Pharmacologic action
Mycophenolic acid (MPA) is a drug that inhibits the enzyme inosine monophosphate dehydrogenase (IMPDH). Inosine monophosphate dehydrogenase is responsible for the synthesis of guanosine. Guanosine is in turn a basic building block of the nucleic acids DNA and RNA. It contains the important purine base guanine. By inhibiting IMPDH, guanosine is also no longer synthesized. All processes dependent on nucleic acid formation are also suppressed. However, the inhibition of the enzyme is selective and reversible. Thus, no other enzymes are inhibited, and after discontinuation of the drug, the synthesis of guanosine immediately resumes. However, the selectivity also means that, unlike other immunosuppressants, the formation of B- and T-lymphocytes is increasingly and selectively inhibited. Immune cells, more than any other cells, depend on the new synthesis of purine nucleotides because they proliferate rapidly and their needs cannot be adequately met by the decay of old cells. However, this new synthesis of purine bases, especially guanosine, fails completely here. Other body cells, which do not proliferate so strongly, still have the possibility to use recycled purine bases from the decomposition of old nucleic acids. However, the immune system is highly dependent on the availability of a sufficient amount of nucleic acids, since it has to produce a large number of immune cells. For example, new T lymphocytes, B lymphocytes, natural killer cells or macrophages must be constantly available to ensure sufficient immune protection for the organism. However, these cells are also produced for the execution of the rejection reactions after organ transplantations. For this case the immune system should be suppressed. However, the effectiveness of mycophenolate is so strong that it should really only be used after organ transplants. This is because the side effects are so severe that its use in autoimmune diseases, for example, would tend to have adverse consequences.
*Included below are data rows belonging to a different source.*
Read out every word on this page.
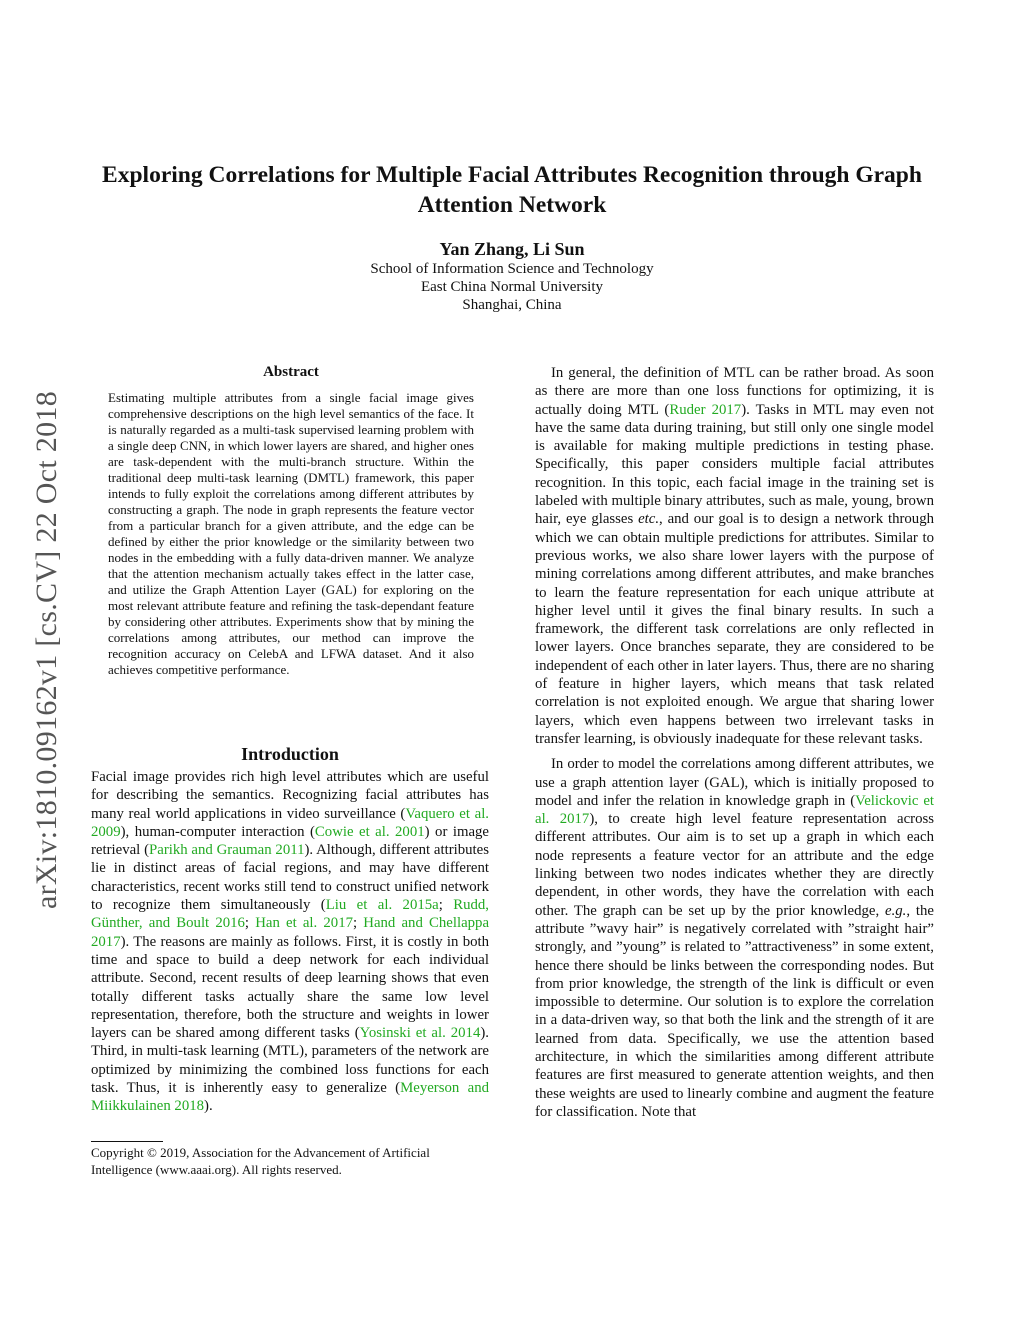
arXiv:1810.09162v1 [cs.CV] 22 Oct 2018
Exploring Correlations for Multiple Facial Attributes Recognition through Graph Attention Network
Yan Zhang, Li Sun
School of Information Science and Technology
East China Normal University
Shanghai, China
Abstract

Estimating multiple attributes from a single facial image gives comprehensive descriptions on the high level semantics of the face. It is naturally regarded as a multi-task supervised learning problem with a single deep CNN, in which lower layers are shared, and higher ones are task-dependent with the multi-branch structure. Within the traditional deep multi-task learning (DMTL) framework, this paper intends to fully exploit the correlations among different attributes by constructing a graph. The node in graph represents the feature vector from a particular branch for a given attribute, and the edge can be defined by either the prior knowledge or the similarity between two nodes in the embedding with a fully data-driven manner. We analyze that the attention mechanism actually takes effect in the latter case, and utilize the Graph Attention Layer (GAL) for exploring on the most relevant attribute feature and refining the task-dependant feature by considering other attributes. Experiments show that by mining the correlations among attributes, our method can improve the recognition accuracy on CelebA and LFWA dataset. And it also achieves competitive performance.

Introduction

Facial image provides rich high level attributes which are useful for describing the semantics. Recognizing facial attributes has many real world applications in video surveillance (Vaquero et al. 2009), human-computer interaction (Cowie et al. 2001) or image retrieval (Parikh and Grauman 2011). Although, different attributes lie in distinct areas of facial regions, and may have different characteristics, recent works still tend to construct unified network to recognize them simultaneously (Liu et al. 2015a; Rudd, Günther, and Boult 2016; Han et al. 2017; Hand and Chellappa 2017). The reasons are mainly as follows. First, it is costly in both time and space to build a deep network for each individual attribute. Second, recent results of deep learning shows that even totally different tasks actually share the same low level representation, therefore, both the structure and weights in lower layers can be shared among different tasks (Yosinski et al. 2014). Third, in multi-task learning (MTL), parameters of the network are optimized by minimizing the combined loss functions for each task. Thus, it is inherently easy to generalize (Meyerson and Miikkulainen 2018).

Copyright © 2019, Association for the Advancement of Artificial Intelligence (www.aaai.org). All rights reserved.

In general, the definition of MTL can be rather broad. As soon as there are more than one loss functions for optimizing, it is actually doing MTL (Ruder 2017). Tasks in MTL may even not have the same data during training, but still only one single model is available for making multiple predictions in testing phase. Specifically, this paper considers multiple facial attributes recognition. In this topic, each facial image in the training set is labeled with multiple binary attributes, such as male, young, brown hair, eye glasses etc., and our goal is to design a network through which we can obtain multiple predictions for attributes. Similar to previous works, we also share lower layers with the purpose of mining correlations among different attributes, and make branches to learn the feature representation for each unique attribute at higher level until it gives the final binary results. In such a framework, the different task correlations are only reflected in lower layers. Once branches separate, they are considered to be independent of each other in later layers. Thus, there are no sharing of feature in higher layers, which means that task related correlation is not exploited enough. We argue that sharing lower layers, which even happens between two irrelevant tasks in transfer learning, is obviously inadequate for these relevant tasks.

In order to model the correlations among different attributes, we use a graph attention layer (GAL), which is initially proposed to model and infer the relation in knowledge graph in (Velickovic et al. 2017), to create high level feature representation across different attributes. Our aim is to set up a graph in which each node represents a feature vector for an attribute and the edge linking between two nodes indicates whether they are directly dependent, in other words, they have the correlation with each other. The graph can be set up by the prior knowledge, e.g., the attribute ”wavy hair” is negatively correlated with ”straight hair” strongly, and ”young” is related to ”attractiveness” in some extent, hence there should be links between the corresponding nodes. But from prior knowledge, the strength of the link is difficult or even impossible to determine. Our solution is to explore the correlation in a data-driven way, so that both the link and the strength of it are learned from data. Specifically, we use the attention based architecture, in which the similarities among different attribute features are first measured to generate attention weights, and then these weights are used to linearly combine and augment the feature for classification. Note that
Medical application and use
The main application of mycophenolate, as mentioned above, is its use in organ transplantation. It is mainly used in kidney, liver, or heart transplants. However, mycophenolate is always used together with ciclosporin and the corticosteroids to suppress the immune system. Medication starts two days after transplantation by oral tablets. The effect is selective. Unlike some other immunosuppressants, the metabolite mycophenolic acid is not incorporated into DNA. Only the new synthesis of purine bases is suppressed. As a result, a normal immune response immediately resumes after discontinuation of the drug. The effect of mycophenolate is very strong. However, this allows the drug to suppress the rejection reactions very well.
Risks and side effects
This strong immunosuppressive effect of mycophenolate causes violent side effects on the other side. The side effects are often severe and occur in large numbers. Common side effects include anemia, thrombocytopenia, nausea, vomiting, and diarrhea. Anemia is caused by inhibition of hematopoiesis due to lack of nucleic acid synthesis. In addition, immunosuppressive treatment is accompanied by frequent infections such as herpes simplex, herpes zoster, candidiasis, and even sepsis. There have even been reports of malformations in newborn children whose mothers were treated with mycophenolate in combination with other immunosuppressants. In a few cases, the development of life-threatening progressive multifocal leukoencephalopathy (PML) also occurs. PML is an infection of the central nervous system with polyomaviruses that only severely immunocompromised individuals can acquire. The disease progresses rapidly and causes numerous neurological deficits that can eventually be fatal. Furthermore, as with the other immunosuppressants, there is a possibility of developing skin cancer. Therefore, it is important to avoid exposure to UV radiation from the sun during treatment.